In the past 290 million years, giant rocks have been striking our home planet and the moon 2.6 times more often than in the previous 700 million years, according to a new study published in a science journal.

But don’t worry, NASA doesn’t think we’re in any immediate danger — scientists said that asteroids only hit Earth every million or few million years.

Most scientists think dinosaurs went extinct after an asteroid crashed into Earth about 65 million years ago, which falls into the same time period that we're still in.

The biggest current risk is a 1.3-km-wide asteroid that will most likely miss Earth when it flies by in 861 years.

Asteroids that pose a real threat to Earth are those measuring 1km in width or more.

"Smaller sizes aren't going to have global effects, but we could still have regional effects or in the case of small ones, local effects," said William Bottke, the Director of Space Studies at the Southwest Research Institute in Colorado and a co-author of the study.

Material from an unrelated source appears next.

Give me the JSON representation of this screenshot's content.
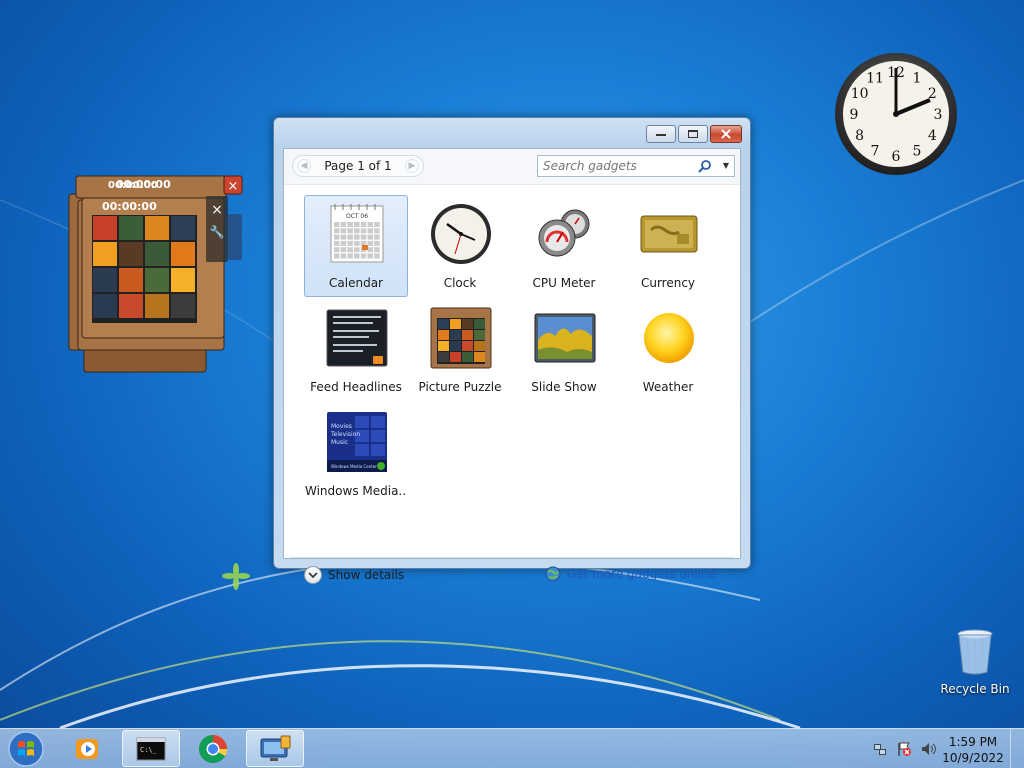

Bottke mentioned an incident back in 2013 when a small 20m asteroid fell in the city of Chelyabinsk in eastern Russia.

It is hard to see the impact of craters on Earth, so scientists are using the moon as a guide to better understand how the rate of asteroid landings has changed over time.

There is less risk of craters being worn off the moon, so it's easier to see how many big rocks have struck it.